L'approche novatrice consiste à greffer des scions de « bois pasner » sur des porte-greffes de « bois catafaille noir », dans l'espoir que ce dernier puisse favoriser la survie et la croissance du premier. Une expérience audacieuse qui montre des signes prometteurs de réussite et pourrait bien constituer la dernière bouée de sauvetage pour le « bois pasner ».
Une espèce au bord du gouffre
Le « bois pasner » ne se trouve plus que sur les plaines balayées par les vents de Rodrigues. Endémique de cette île, il ne subsiste que trois spécimens sauvages connus — deux arbres et un bonsaï naturel — respectivement dans la Réserve Naturelle d'Anse Quitor et la Réserve François Leguat.
Cette espèce, autrefois répandue à Rodrigues, a été décimée par la dégradation de son habitat causée par des animaux invasifs comme les chèvres (Capra hircus) et les rats (Rattus spp.), ainsi que des plantes exotiques agressives, notamment l'acacia (Leucaena leucocephala), la lantana (Lantana camara) et le pongamia (Pongamia pinnata). La régénération naturelle s'est avérée extrêmement limitée.

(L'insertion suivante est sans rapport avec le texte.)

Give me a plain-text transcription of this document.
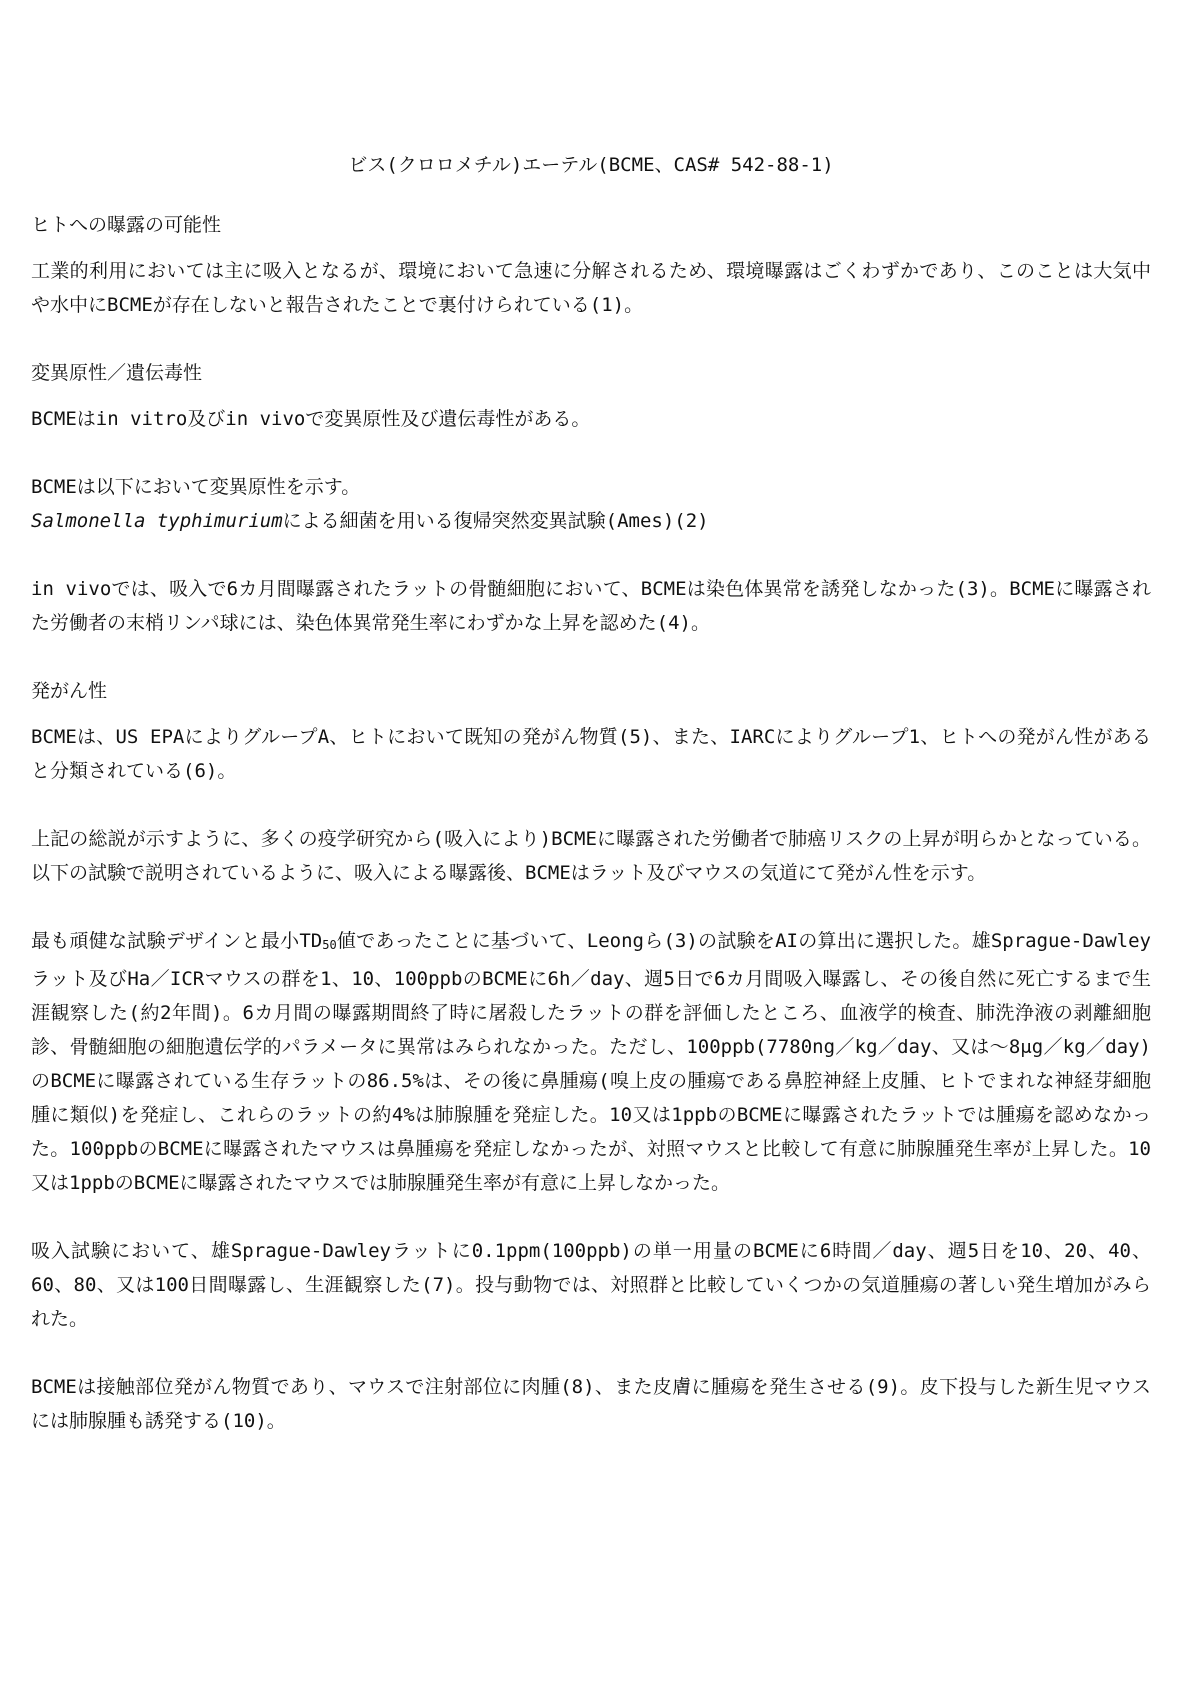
ビス(クロロメチル)エーテル(BCME、CAS# 542-88-1)
ヒトへの曝露の可能性
工業的利用においては主に吸入となるが、環境において急速に分解されるため、環境曝露はごくわずかであり、このことは大気中や水中にBCMEが存在しないと報告されたことで裏付けられている(1)。
変異原性／遺伝毒性
BCMEはin vitro及びin vivoで変異原性及び遺伝毒性がある。
BCMEは以下において変異原性を示す。
Salmonella typhimuriumによる細菌を用いる復帰突然変異試験(Ames)(2)
in vivoでは、吸入で6カ月間曝露されたラットの骨髄細胞において、BCMEは染色体異常を誘発しなかった(3)。BCMEに曝露された労働者の末梢リンパ球には、染色体異常発生率にわずかな上昇を認めた(4)。
発がん性
BCMEは、US EPAによりグループA、ヒトにおいて既知の発がん物質(5)、また、IARCによりグループ1、ヒトへの発がん性があると分類されている(6)。
上記の総説が示すように、多くの疫学研究から(吸入により)BCMEに曝露された労働者で肺癌リスクの上昇が明らかとなっている。以下の試験で説明されているように、吸入による曝露後、BCMEはラット及びマウスの気道にて発がん性を示す。
最も頑健な試験デザインと最小TD50値であったことに基づいて、Leongら(3)の試験をAIの算出に選択した。雄Sprague-Dawleyラット及びHa／ICRマウスの群を1、10、100ppbのBCMEに6h／day、週5日で6カ月間吸入曝露し、その後自然に死亡するまで生涯観察した(約2年間)。6カ月間の曝露期間終了時に屠殺したラットの群を評価したところ、血液学的検査、肺洗浄液の剥離細胞診、骨髄細胞の細胞遺伝学的パラメータに異常はみられなかった。ただし、100ppb(7780ng／kg／day、又は～8μg／kg／day)のBCMEに曝露されている生存ラットの86.5%は、その後に鼻腫瘍(嗅上皮の腫瘍である鼻腔神経上皮腫、ヒトでまれな神経芽細胞腫に類似)を発症し、これらのラットの約4%は肺腺腫を発症した。10又は1ppbのBCMEに曝露されたラットでは腫瘍を認めなかった。100ppbのBCMEに曝露されたマウスは鼻腫瘍を発症しなかったが、対照マウスと比較して有意に肺腺腫発生率が上昇した。10又は1ppbのBCMEに曝露されたマウスでは肺腺腫発生率が有意に上昇しなかった。
吸入試験において、雄Sprague-Dawleyラットに0.1ppm(100ppb)の単一用量のBCMEに6時間／day、週5日を10、20、40、60、80、又は100日間曝露し、生涯観察した(7)。投与動物では、対照群と比較していくつかの気道腫瘍の著しい発生増加がみられた。
BCMEは接触部位発がん物質であり、マウスで注射部位に肉腫(8)、また皮膚に腫瘍を発生させる(9)。皮下投与した新生児マウスには肺腺腫も誘発する(10)。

Le problème est amplifié par le caractère dioïque de l'espèce : les arbres sont soit mâles, soit femelles, ce qui signifie que la reproduction ne peut avoir lieu que si les deux sexes sont présents et fleurissent simultanément pour permettre la pollinisation — phénomène rarement observé dans la nature.
Un engagement de longue haleine
Malgré ces défis considérables, la MWF s'est engagée à sauver cette espèce depuis 1996, lorsque les travaux de conservation ont débuté en partenariat avec le Service Forestier de Rodrigues et avec le soutien de botanistes et conservationnistes internationaux. Parmi les partenaires figurent le Service Forestier (Maurice et Rodrigues), le Bureau National de Protection des Plantes (Maurice), le Jardin Botanique de Brest (France), le Jardin Botanique Tropical National (Hawaï), Air Mauritius et l'Assemblée Régionale de Rodrigues.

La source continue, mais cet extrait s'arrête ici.